I can create a catalog.yml
for one CSV by doing:
import intake
source1 = intake.open_csv('states_1.csv')
source1.name = 'states1'
with open('catalog.yml', 'w') as f:
f.write(str(source1.yaml()))
which produces the valid:
sources:
states1:
args:
urlpath: states_1.csv
description: ''
driver: intake.source.csv.CSVSource
metadata: {}
but if I do
import intake
source1 = intake.open_csv('states_1.csv')
source1.name = 'states1'
source2 = intake.open_csv('states_2.csv')
source2.name = 'states2'
with open('catalog.yml', 'w') as f:
f.write(str(source1.yaml()))
f.write(str(source2.yaml()))
of course this fails because the catalog has a duplicate sources
entry:
sources:
states1:
args:
urlpath: states_1.csv
description: ''
driver: intake.source.csv.CSVSource
metadata: {}
sources:
states2:
args:
urlpath: states_2.csv
description: ''
driver: intake.source.csv.CSVSource
metadata: {}
I'm guessing there must be a better way to go about this, like perhaps by instantiating a catalog object, adding source objects and then writing the catalog? But I couldn't find the methods to accomplish this.

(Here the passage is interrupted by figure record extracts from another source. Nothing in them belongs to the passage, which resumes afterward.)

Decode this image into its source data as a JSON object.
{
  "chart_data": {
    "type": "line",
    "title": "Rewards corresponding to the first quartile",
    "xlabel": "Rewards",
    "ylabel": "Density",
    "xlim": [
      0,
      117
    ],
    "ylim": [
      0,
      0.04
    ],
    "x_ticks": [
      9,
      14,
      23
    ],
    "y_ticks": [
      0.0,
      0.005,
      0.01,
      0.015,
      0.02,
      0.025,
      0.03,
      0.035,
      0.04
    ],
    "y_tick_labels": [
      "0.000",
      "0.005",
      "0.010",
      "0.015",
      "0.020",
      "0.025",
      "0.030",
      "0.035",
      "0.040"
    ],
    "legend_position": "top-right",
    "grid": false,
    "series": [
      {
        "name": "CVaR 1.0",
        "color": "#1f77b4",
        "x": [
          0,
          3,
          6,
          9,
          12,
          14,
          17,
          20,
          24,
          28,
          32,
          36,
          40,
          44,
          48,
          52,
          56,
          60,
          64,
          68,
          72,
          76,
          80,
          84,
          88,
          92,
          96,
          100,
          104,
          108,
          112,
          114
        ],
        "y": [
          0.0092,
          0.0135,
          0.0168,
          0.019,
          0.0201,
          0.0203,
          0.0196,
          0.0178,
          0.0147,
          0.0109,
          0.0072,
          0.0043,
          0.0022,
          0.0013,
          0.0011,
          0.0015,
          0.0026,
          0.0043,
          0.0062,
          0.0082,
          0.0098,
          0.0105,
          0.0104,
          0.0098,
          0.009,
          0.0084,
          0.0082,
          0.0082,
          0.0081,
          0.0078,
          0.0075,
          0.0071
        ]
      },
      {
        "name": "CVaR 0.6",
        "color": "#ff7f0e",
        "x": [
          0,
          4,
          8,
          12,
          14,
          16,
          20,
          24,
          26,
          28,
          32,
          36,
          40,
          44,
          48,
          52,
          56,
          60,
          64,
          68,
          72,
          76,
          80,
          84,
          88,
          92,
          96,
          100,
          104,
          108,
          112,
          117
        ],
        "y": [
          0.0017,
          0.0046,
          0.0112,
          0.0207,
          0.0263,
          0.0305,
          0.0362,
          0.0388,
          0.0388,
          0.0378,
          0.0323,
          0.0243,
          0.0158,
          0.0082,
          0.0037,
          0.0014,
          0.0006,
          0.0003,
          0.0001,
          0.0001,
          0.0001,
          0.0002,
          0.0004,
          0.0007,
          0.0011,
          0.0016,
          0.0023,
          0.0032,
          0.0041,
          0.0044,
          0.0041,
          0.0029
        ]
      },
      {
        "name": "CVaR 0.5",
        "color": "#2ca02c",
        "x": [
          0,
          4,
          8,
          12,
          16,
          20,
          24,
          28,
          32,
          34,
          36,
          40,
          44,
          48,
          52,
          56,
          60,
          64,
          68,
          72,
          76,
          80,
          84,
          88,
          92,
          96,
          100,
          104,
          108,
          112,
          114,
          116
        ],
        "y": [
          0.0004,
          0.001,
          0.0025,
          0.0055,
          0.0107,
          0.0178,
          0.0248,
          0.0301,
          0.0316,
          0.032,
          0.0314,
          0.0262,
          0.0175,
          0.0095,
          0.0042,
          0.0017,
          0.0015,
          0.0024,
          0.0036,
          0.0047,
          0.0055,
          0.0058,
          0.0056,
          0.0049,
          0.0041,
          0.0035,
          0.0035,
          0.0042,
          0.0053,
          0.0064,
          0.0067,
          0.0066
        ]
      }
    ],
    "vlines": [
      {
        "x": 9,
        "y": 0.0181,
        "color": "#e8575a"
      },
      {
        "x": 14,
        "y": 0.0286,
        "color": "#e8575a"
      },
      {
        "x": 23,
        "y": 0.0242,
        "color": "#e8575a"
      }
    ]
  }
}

What is the best practice for accomplishing this?
Upvotes: 1
Views: 237
Reputation: 1058
Try using intake.Catalog() and adding your sources to them.
import intake
description = "Simple catalog for multiple CSV sources"
catalog = {'metadata': {'version': 1,'description': description},'sources': {}}
with open('catalog.yml', 'w') as f:
yaml.dump(catalog, f)
# Create a catalog object
catalog = intake.open_catalog('catalog.yml')
# Define your CSV sources
source1 = intake.open_csv('states_1.csv')
source1.name = 'states1'
source2 = intake.open_csv('states_2.csv')
source2.name = 'states2'
# Add the sources to the catalog
catalog = catalog.add(source1)
catalog = catalog.add(source2)
catalog.save('catalog.yml')
Upvotes: 2